説明したのがユエでなかったのならば決して実行しないであろう方法を男は選択した。
自分の数あるコレクションの中でもかなり気に入っている花の一つを焼き、その灰を鉢植えにまいた。

「さてさて、どれだけ美しい花になることか」

男はどんな花が咲くかと夢想しながら眠りについた。
さすがに神人が持っていた花というべきか、枯れかけていたはずの花が次の日には生気に満ちていた。
しかも蕾が付いていたどころかすでに花が咲いていたのだ。
そしてその花は焼いて灰にしたものよりも美しかった。
素晴らしい物を手に入れた、と男は狂喜乱舞した。

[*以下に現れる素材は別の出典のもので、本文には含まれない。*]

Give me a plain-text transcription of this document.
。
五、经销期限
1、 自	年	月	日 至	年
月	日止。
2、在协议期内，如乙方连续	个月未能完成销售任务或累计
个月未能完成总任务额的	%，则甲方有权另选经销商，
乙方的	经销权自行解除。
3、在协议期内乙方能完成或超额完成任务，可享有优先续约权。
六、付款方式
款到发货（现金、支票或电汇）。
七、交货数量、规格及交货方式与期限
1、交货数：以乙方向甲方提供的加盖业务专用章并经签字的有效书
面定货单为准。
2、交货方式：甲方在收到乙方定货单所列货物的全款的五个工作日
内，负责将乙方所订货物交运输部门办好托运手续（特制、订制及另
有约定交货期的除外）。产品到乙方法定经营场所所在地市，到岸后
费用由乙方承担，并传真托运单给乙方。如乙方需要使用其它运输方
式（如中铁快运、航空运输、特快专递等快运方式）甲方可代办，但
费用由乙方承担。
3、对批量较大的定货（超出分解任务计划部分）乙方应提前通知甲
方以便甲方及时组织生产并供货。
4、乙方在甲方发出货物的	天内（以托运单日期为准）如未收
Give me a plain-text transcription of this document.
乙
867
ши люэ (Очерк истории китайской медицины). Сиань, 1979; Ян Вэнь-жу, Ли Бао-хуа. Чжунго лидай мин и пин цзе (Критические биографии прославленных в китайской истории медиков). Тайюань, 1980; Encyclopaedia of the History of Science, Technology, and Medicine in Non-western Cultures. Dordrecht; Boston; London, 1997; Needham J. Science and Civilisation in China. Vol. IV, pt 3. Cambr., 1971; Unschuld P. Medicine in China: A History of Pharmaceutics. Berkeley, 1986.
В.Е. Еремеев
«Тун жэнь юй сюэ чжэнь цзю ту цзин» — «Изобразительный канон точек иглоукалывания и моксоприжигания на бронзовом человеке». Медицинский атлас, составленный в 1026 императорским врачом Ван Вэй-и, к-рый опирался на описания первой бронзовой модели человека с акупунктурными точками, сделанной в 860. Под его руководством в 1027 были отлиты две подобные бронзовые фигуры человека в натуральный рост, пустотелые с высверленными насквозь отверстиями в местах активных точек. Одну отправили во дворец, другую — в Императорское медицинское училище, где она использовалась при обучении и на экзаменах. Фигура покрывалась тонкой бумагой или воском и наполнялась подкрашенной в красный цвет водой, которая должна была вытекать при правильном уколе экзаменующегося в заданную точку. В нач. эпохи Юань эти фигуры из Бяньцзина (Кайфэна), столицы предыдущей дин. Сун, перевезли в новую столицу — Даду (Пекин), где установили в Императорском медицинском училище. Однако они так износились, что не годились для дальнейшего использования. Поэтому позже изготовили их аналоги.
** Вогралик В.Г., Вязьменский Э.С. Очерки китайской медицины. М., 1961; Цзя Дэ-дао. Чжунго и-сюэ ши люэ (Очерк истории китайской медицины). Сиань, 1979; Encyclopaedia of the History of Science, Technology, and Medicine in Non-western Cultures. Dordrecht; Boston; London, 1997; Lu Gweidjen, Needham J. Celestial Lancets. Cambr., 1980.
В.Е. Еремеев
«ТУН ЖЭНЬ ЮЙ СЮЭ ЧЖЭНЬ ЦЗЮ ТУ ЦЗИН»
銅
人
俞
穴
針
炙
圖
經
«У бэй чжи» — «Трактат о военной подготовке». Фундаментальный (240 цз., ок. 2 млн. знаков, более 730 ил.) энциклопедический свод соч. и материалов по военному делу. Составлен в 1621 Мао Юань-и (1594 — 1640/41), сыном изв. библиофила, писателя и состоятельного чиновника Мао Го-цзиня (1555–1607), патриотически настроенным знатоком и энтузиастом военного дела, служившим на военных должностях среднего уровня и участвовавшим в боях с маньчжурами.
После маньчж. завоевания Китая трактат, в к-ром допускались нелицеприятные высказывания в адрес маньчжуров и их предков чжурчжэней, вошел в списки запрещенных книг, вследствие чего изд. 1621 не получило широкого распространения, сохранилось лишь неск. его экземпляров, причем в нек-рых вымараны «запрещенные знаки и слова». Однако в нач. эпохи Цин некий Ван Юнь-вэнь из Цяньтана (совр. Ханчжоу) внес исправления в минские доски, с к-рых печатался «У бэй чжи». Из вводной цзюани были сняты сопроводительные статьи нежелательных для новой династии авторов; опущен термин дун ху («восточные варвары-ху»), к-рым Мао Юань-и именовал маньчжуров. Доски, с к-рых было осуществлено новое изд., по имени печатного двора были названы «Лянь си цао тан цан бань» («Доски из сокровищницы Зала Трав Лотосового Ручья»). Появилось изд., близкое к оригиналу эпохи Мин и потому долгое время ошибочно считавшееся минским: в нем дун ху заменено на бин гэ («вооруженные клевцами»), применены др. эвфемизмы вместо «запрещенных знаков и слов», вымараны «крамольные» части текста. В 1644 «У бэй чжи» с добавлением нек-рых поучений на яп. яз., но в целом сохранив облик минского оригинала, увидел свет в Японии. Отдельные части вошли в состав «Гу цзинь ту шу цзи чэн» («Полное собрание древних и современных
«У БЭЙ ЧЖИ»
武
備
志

そしてすぐさまこの花を園芸仲間に披露したのである。
しかし男の仲間だけあって、審美眼もなかなか厳しい。
確かに美しい花ではあるが、この程度なら我々のコレクションにも、男本人のコレクションにもいくらでもあるだろう、
抜群に素晴らしい花ではない、というような評価であった。

帰宅するなり男は自分のコレクションを引き出してきた。
そして良さげなものをいくつか見繕ってはそれらを片っ端から焼き払い、その灰を肥料に用いたのである。
仲間たちから最大級の評価をさせてやろうという思いもあったが、
これだけの花を犠牲にしたらどれほど美しい花が咲くのか見てみたい、という気持ちの方が強かったかもしれない。
そして翌日。
男が考えていた通り、花は前日のそれよりもはるかに美しくなっていた。
彼は魂を奪われたかのようにずっとその花を見つめ続けていた。
後日、仲間内で披露したが、これほどのものは今まで見たこともない、と誰からも惜しみのない賞賛をもらった。

だが男はすでにこの程度では満足していなかった。
かつて自分が追い求めた究極の一株のために、取りつかれたように血道をあげていった。
今まで収集したコレクションは草花であれば灰にしてまき、種であればすり潰してまいた。
そのたびに花はさらに美しさを増し、それにつれて男はさらにのめりこんでいった。

そしてついに、男のコレクションはこの花を残して全て無くなってしまった。
究極の一株、というべき花が出来上がったはずだったのだが、しかし男はこれで満足していなかった。
もっと美しくなるはずだ、という思いだけが男の心を支配していた。

何か他に花のために用いられるべきものがあるはずだ、と男は考え抜いた結果、自分の妻や子供を殺してしまった。
そして遺体を焼き払って肥料に用いた。
だが、花はより美しくなるどころか、今までの姿が嘘だったかのようにあっけなく枯れ果ててしまった。
彼にとって家族はもはや何の価値も無い存在だったのだった。